McNabb could have mocked himself - that would have doused the spark that had kindled into an inferno of controversy.
Instead, he again left us wondering whether he knows the difference between a can of gasoline and a bucket of water.
"Laugh at myself? No," McNabb said, when asked whether he was bothered by the way he has been ridiculed since revealing he didn't know an NFL game could end in a tie after Sunday's 13-13 draw with Cincinnati. "This is 10 years for me. I've been through the down days, the down weeks. I've been through the highs.

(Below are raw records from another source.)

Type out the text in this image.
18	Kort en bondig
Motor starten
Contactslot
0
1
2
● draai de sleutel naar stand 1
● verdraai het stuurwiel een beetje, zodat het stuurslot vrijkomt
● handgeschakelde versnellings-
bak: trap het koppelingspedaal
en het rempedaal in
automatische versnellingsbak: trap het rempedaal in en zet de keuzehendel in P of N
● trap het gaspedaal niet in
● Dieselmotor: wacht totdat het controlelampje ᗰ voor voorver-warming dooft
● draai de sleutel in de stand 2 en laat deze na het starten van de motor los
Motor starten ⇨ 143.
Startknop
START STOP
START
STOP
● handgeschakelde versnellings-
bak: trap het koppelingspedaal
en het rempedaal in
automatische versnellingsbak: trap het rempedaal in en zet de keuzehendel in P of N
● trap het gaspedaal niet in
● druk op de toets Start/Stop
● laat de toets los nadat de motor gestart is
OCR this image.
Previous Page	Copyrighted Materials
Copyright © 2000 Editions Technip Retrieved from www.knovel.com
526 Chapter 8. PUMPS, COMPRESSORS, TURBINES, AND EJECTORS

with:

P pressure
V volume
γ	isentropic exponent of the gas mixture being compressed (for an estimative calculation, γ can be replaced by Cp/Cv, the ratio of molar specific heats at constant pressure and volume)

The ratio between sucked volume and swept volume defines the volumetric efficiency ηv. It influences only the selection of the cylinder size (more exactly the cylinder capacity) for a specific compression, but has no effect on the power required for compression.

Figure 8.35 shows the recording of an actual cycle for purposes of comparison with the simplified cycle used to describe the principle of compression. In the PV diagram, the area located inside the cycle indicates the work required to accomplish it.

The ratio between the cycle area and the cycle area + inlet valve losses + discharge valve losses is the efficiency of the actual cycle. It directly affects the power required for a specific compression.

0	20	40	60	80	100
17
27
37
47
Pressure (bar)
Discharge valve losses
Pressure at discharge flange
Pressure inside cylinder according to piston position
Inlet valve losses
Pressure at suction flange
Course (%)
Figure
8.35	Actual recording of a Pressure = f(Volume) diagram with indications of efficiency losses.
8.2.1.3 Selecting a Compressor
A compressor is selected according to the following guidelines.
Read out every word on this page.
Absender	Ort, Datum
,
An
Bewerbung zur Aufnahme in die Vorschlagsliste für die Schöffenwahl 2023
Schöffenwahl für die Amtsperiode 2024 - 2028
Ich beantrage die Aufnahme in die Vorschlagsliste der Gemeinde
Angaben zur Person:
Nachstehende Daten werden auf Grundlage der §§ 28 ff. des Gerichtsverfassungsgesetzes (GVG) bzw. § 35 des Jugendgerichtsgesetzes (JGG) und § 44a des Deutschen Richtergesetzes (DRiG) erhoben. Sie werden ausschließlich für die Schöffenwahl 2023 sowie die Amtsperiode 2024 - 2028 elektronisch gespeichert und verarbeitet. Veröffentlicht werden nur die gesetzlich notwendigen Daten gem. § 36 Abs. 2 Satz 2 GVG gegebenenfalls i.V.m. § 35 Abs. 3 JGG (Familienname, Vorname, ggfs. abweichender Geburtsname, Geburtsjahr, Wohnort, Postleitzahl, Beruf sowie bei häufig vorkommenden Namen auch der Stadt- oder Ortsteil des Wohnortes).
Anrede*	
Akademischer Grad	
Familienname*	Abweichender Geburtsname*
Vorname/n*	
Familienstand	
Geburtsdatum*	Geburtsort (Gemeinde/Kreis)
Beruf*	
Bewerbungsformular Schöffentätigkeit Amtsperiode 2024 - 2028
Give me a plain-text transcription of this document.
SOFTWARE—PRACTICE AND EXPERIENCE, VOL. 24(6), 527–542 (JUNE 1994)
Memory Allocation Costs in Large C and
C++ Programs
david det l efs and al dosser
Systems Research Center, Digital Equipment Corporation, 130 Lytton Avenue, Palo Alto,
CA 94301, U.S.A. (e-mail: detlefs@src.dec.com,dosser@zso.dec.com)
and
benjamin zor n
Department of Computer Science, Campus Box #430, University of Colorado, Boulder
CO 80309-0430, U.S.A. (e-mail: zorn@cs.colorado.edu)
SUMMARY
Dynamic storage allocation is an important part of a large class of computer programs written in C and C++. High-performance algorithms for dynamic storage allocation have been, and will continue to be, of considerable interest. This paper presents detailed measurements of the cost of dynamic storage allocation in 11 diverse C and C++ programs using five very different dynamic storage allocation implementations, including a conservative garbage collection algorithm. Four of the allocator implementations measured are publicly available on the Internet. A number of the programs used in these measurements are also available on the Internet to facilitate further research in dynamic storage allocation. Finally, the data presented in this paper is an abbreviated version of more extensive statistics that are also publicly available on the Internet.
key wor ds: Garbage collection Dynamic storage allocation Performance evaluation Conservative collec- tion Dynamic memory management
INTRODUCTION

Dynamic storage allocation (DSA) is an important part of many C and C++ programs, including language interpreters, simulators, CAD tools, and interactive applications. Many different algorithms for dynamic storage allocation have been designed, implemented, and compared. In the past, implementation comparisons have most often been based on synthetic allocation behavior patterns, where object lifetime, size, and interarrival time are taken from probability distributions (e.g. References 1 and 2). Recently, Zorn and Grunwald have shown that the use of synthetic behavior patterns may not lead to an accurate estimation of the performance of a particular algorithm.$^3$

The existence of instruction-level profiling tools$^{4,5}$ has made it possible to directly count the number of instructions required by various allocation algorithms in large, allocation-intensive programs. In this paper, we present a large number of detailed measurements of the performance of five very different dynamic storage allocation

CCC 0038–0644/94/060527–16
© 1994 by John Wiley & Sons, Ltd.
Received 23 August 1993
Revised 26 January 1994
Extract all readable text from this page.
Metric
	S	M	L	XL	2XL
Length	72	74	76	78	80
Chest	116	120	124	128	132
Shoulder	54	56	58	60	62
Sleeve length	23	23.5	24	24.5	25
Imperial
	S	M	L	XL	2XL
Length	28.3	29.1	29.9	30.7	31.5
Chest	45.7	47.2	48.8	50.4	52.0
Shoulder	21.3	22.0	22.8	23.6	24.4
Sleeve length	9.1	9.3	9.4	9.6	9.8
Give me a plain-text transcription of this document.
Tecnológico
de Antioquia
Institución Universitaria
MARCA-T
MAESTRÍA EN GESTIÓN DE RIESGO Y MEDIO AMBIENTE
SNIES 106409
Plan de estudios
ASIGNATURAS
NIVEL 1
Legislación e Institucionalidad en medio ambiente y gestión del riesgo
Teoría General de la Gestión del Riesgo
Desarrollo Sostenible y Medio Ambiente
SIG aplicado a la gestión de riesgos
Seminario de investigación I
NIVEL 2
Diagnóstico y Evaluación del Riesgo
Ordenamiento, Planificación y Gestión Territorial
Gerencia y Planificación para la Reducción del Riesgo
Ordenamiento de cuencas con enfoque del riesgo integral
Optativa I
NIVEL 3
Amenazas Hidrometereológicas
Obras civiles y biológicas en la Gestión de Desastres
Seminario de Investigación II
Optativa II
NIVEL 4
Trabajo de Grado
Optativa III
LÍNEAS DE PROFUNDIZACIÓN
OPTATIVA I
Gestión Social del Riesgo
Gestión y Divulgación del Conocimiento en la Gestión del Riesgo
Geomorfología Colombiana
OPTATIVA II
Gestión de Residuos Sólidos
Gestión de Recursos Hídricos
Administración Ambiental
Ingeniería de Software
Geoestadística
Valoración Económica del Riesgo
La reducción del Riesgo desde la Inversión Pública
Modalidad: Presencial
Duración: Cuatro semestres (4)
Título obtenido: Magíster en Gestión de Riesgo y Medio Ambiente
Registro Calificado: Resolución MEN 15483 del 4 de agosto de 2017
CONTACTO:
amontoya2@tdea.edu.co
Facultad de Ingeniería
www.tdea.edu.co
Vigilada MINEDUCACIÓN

So I don't let anything like this affect me in any way."
It was the classic, poor-old-Donovan routine.
It was McNabb again hinting that a mess of his own making was instead his detractors taking opportunistic potshots at him.
I'd hoped he wouldn't go down that road, but it didn't shock me, once he did.
What was a surprise was McNabb's putting on a layer of martyrdom for being ridiculed as clueless for the previous 3 days. Here was a whopper of positive spin to one of the most embarrassing gaffes in recent sports history.
It was McNabb's burden to suffer the slings and arrows of self-inflicted outrageous fortune so that his NFL brethren could become enlightened.
"The thing about it is that now other people are saying they didn't know it either," McNabb said. "Am I wrong for that? No. Should I have known the rule? There are a lot of coaches, officials, players that don't know.
"I think 100 percent of everybody in the league knows now. I'm kind of a trendsetter. I've kind of set a trend."
Whatever, a trend of expressed ignorance is not something I'd necessarily be proud of, but whatever floats McNabb's boat.